The ebullient Johnson came to power nearly three years ago, promising to deliver Britain's exit from the European Union and rescue it from the bitter wrangling that followed the 2016 Brexit referendum.
Since then, some Conservatives have enthusiastically backed the former journalist and London mayor while others, despite reservations, supported him because he was able to appeal to parts of the electorate that usually rejected their party.
That was borne out in the December 2019 election. But his administration's combative and often chaotic approach to governing and a series of scandals have exhausted the goodwill of many of his lawmakers while opinion polls show he is no longer popular with the public at large.
Despite even one-time supporters saying the current crisis could only end with his resignation, Johnson vowed to fight on and his spokesperson said he was confident of winning another confidence motion.

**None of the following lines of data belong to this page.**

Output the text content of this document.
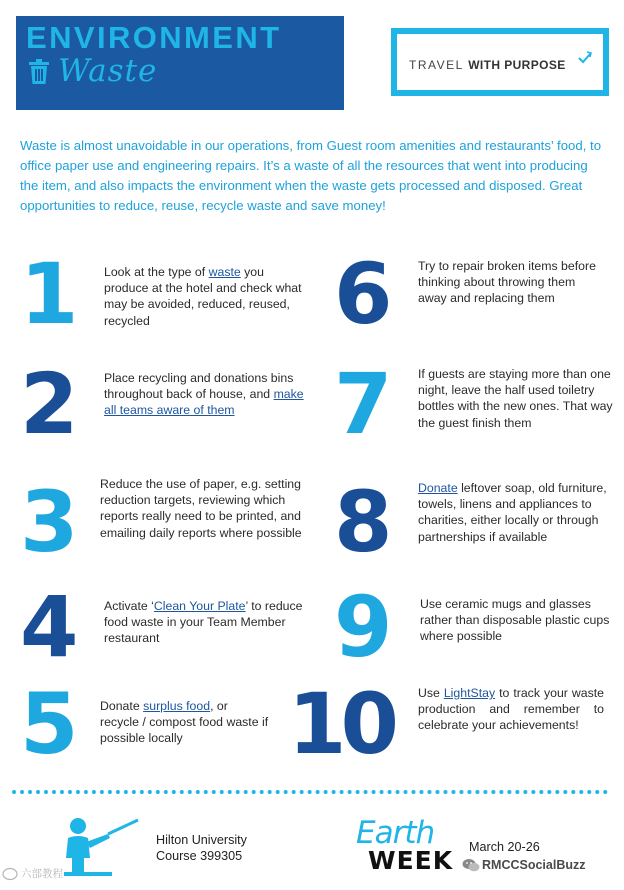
ENVIRONMENT
Waste	TRAVEL WITH PURPOSE
Waste is almost unavoidable in our operations, from Guest room amenities and restaurants’ food, to office paper use and engineering repairs. It’s a waste of all the resources that went into producing the item, and also impacts the environment when the waste gets processed and disposed. Great opportunities to reduce, reuse, recycle waste and save money!
1 Look at the type of waste you produce at the hotel and check what may be avoided, reduced, reused, recycled
2 Place recycling and donations bins throughout back of house, and make all teams aware of them
3 Reduce the use of paper, e.g. setting reduction targets, reviewing which reports really need to be printed, and emailing daily reports where possible
4 Activate ‘Clean Your Plate’ to reduce food waste in your Team Member restaurant
5 Donate surplus food, or recycle / compost food waste if possible locally
6 Try to repair broken items before thinking about throwing them away and replacing them
7 If guests are staying more than one night, leave the half used toiletry bottles with the new ones. That way the guest finish them
8 Donate leftover soap, old furniture, towels, linens and appliances to charities, either locally or through partnerships if available
9	Use ceramic mugs and glasses rather than disposable plastic cups where possible
10 Use LightStay to track your waste production and remember to celebrate your achievements!
Hilton University
Course 399305
Earth
WEEK March 20-26
六部教程
RMCCSocialBuzz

"The job of a prime minister in difficult circumstances when you've been handed a colossal mandate is to keep going," Johnson told parliament. "And that's what I'm going to do."
All might change next week when the 1922 Committee that sets the rules for the Conservative parliamentary party holds an election to its executive that could usher in a rule change to allow a second confidence vote on his leadership.

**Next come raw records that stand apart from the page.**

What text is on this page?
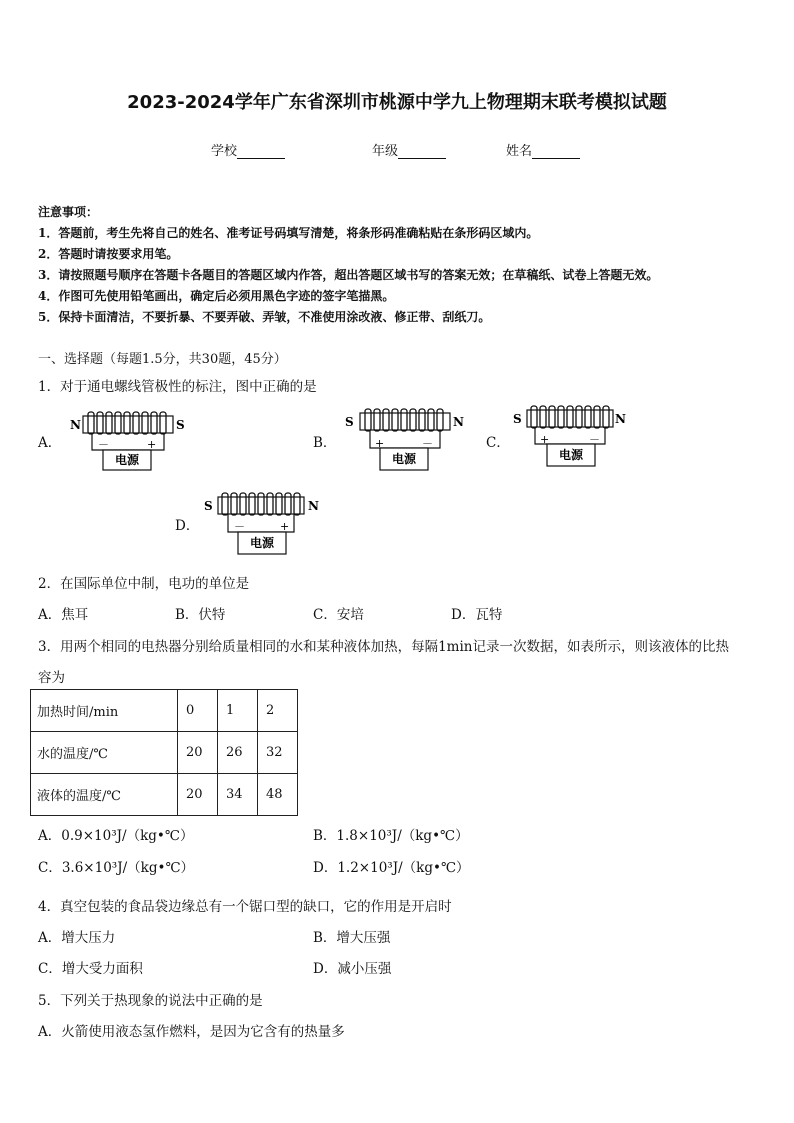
2023-2024学年广东省深圳市桃源中学九上物理期末联考模拟试题
学校	年级	姓名
注意事项：
1．答题前，考生先将自己的姓名、准考证号码填写清楚，将条形码准确粘贴在条形码区域内。
2．答题时请按要求用笔。
3．请按照题号顺序在答题卡各题目的答题区域内作答，超出答题区域书写的答案无效；在草稿纸、试卷上答题无效。
4．作图可先使用铅笔画出，确定后必须用黑色字迹的签字笔描黑。
5．保持卡面清洁，不要折暴、不要弄破、弄皱，不准使用涂改液、修正带、刮纸刀。
一、选择题（每题1.5分，共30题，45分）
1．对于通电螺线管极性的标注，图中正确的是
A．
N	S
电源
－	+	B．
S	N
电源
+	－	C．
S	N
电源
+	－
D．
S	N
电源
－	+
2．在国际单位中制，电功的单位是
A．焦耳	B．伏特	C．安培	D．瓦特
3．用两个相同的电热器分别给质量相同的水和某种液体加热，每隔1min记录一次数据，如表所示，则该液体的比热
容为
加热时间/min	0	1	2
水的温度/℃	20	26	32
液体的温度/℃	20	34	48
A．0.9×10³J/（kg•℃）	B．1.8×10³J/（kg•℃）
C．3.6×10³J/（kg•℃）	D．1.2×10³J/（kg•℃）
4．真空包装的食品袋边缘总有一个锯口型的缺口，它的作用是开启时
A．增大压力	B．增大压强
C．增大受力面积	D．减小压强
5．下列关于热现象的说法中正确的是
A．火箭使用液态氢作燃料，是因为它含有的热量多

Johnson has tried to reassert his authority by quickly appointing Nadhim Zahawi - a rising Conservative star widely praised for the successful rollout of COVID-19 vaccines - as finance minister. But Zahawi was among the group of ministers in Downing Street who were to tell him to go.

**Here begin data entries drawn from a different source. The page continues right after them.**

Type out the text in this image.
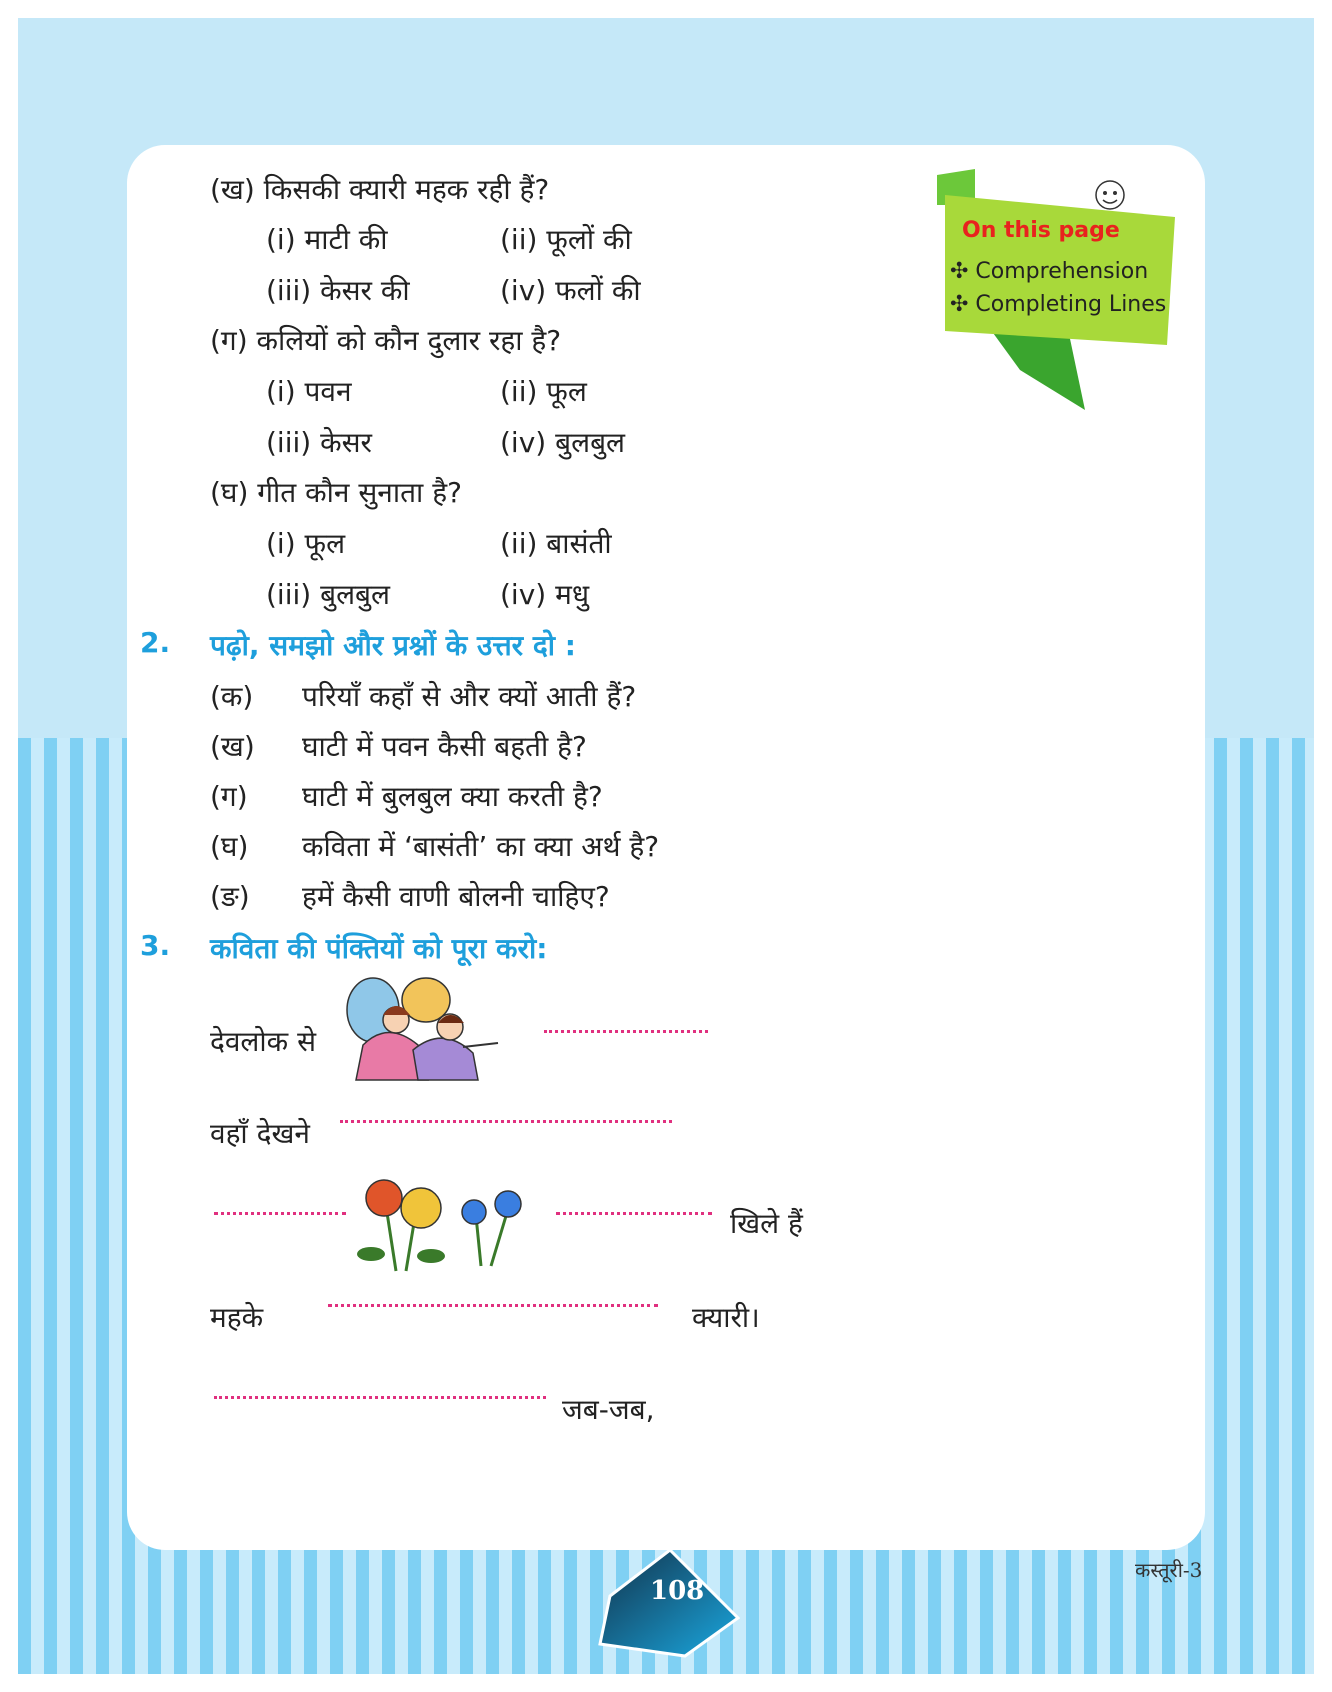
On this page
✣ Comprehension
✣ Completing Lines
(ख) किसकी क्यारी महक रही हैं?
(i) माटी की	(ii) फूलों की
(iii) केसर की	(iv) फलों की
(ग) कलियों को कौन दुलार रहा है?
(i) पवन	(ii) फूल
(iii) केसर	(iv) बुलबुल
(घ) गीत कौन सुनाता है?
(i) फूल	(ii) बासंती
(iii) बुलबुल	(iv) मधु
2. पढ़ो, समझो और प्रश्नों के उत्तर दो :
(क) परियाँ कहाँ से और क्यों आती हैं?
(ख) घाटी में पवन कैसी बहती है?
(ग) घाटी में बुलबुल क्या करती है?
(घ) कविता में ‘बासंती’ का क्या अर्थ है?
(ङ) हमें कैसी वाणी बोलनी चाहिए?
3. कविता की पंक्तियों को पूरा करो:
देवलोक से
वहाँ देखने
खिले हैं
महके	क्यारी।
जब-जब,
108
कस्तूरी-3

Earlier in parliament, senior ministers struggled to contain their laughter as the opposition Labour leader poked fun at his cabinet for being in the "charge of the lightweight brigade".
"At some point, we have to conclude that enough is enough. I believe that point is now," said Sajid Javid, in his resignation speech as health minister, with Johnson listening stony-faced.
His leadership has been mired in scandals over the last few months. He was fined by police for breaking COVID-19 lockdown laws, while a damning report laid bare breaches of those rules by Downing Street officials, and a committee is investigating whether he then lied to parliament about it.
There have also been policy U-turns, an ill-fated defence of a lawmaker who broke lobbying rules, and criticism that he has not done enough to tackle inflation, with many Britons struggling to cope with rising fuel and food prices.
The latest scandal saw Johnson apologising for appointing a lawmaker to a role involved in party welfare and discipline, after being briefed that the politician had been the subject of complaints about sexual misconduct.
With no immediate way of forcing Johnson from office, one Conservative lawmaker likened his determination to cling on to the attempts by former President Donald Trump to overturn the 2020 US election result.
"We could end up in a Trumpian standoff," the lawmaker said. "This could end up causing enormous embarrassment and damage to the party."